Well, it sounds like a really sensible and practical arrangement then

Does the free standing wardrobe have to be in the room? You'd have a lot more space if you could get rid of it. Is there any chance of culling enough stuff from his room to make that possible?

PrettyCandles · 27/02/2010 23:45

We need the built-in wardrobe for other things ATM. Besides, even if we got rid of the freestanding one, he would need a chest of drawers. Boys tend to need more drawers than hanging space. The freestanding wardrobe combines drawers and hanging.

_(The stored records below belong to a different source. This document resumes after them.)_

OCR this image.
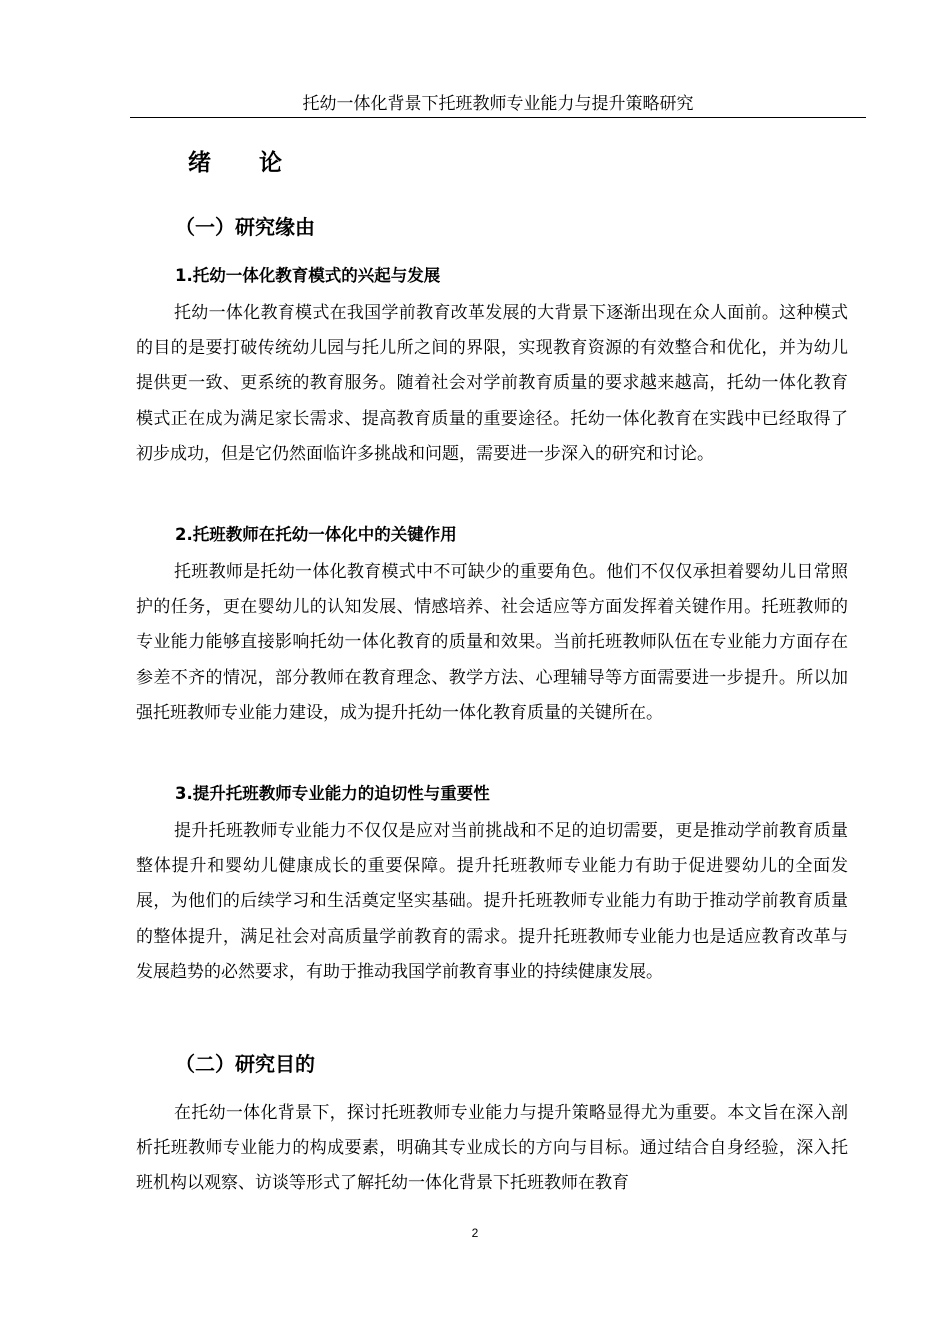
托幼一体化背景下托班教师专业能力与提升策略研究
绪 论
（一）研究缘由
1.托幼一体化教育模式的兴起与发展

托幼一体化教育模式在我国学前教育改革发展的大背景下逐渐出现在众人面前。这种模式的目的是要打破传统幼儿园与托儿所之间的界限，实现教育资源的有效整合和优化，并为幼儿提供更一致、更系统的教育服务。随着社会对学前教育质量的要求越来越高，托幼一体化教育模式正在成为满足家长需求、提高教育质量的重要途径。托幼一体化教育在实践中已经取得了初步成功，但是它仍然面临许多挑战和问题，需要进一步深入的研究和讨论。

2.托班教师在托幼一体化中的关键作用

托班教师是托幼一体化教育模式中不可缺少的重要角色。他们不仅仅承担着婴幼儿日常照护的任务，更在婴幼儿的认知发展、情感培养、社会适应等方面发挥着关键作用。托班教师的专业能力能够直接影响托幼一体化教育的质量和效果。当前托班教师队伍在专业能力方面存在参差不齐的情况，部分教师在教育理念、教学方法、心理辅导等方面需要进一步提升。所以加强托班教师专业能力建设，成为提升托幼一体化教育质量的关键所在。

3.提升托班教师专业能力的迫切性与重要性

提升托班教师专业能力不仅仅是应对当前挑战和不足的迫切需要，更是推动学前教育质量整体提升和婴幼儿健康成长的重要保障。提升托班教师专业能力有助于促进婴幼儿的全面发展，为他们的后续学习和生活奠定坚实基础。提升托班教师专业能力有助于推动学前教育质量的整体提升，满足社会对高质量学前教育的需求。提升托班教师专业能力也是适应教育改革与发展趋势的必然要求，有助于推动我国学前教育事业的持续健康发展。

（二）研究目的

在托幼一体化背景下，探讨托班教师专业能力与提升策略显得尤为重要。本文旨在深入剖析托班教师专业能力的构成要素，明确其专业成长的方向与目标。通过结合自身经验，深入托班机构以观察、访谈等形式了解托幼一体化背景下托班教师在教育

2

Floorspace is not the problem. Just the weirdness of the layout.

OP posts:
alypaly · 28/02/2010 00:03

we have a third bedroom like this and i took the door frame off ,reversed it and now have the door opening outwards. It has given me so much more room to manoevre in the little bedrooM

__
! !
! !
! bed ! stairs
!!
! /
!window do/or
! /
! /
!-------!
_
! /
fitted cupboards ! /door
/to bed2

is this similar to yours

alypaly · 28/02/2010 00:06

ill try again,if it doesnt work this time i will give up

__
! !
! !
! bed !stairs
!!
! /
!window door /
! /
! /
!-----!
_
! /
fitted cupboards ! /
__ /

is this similar to yours

alypaly · 28/02/2010 00:06

no sorry its not worked again...it looks fine until i send it......sorry again...maybe you getb the gist.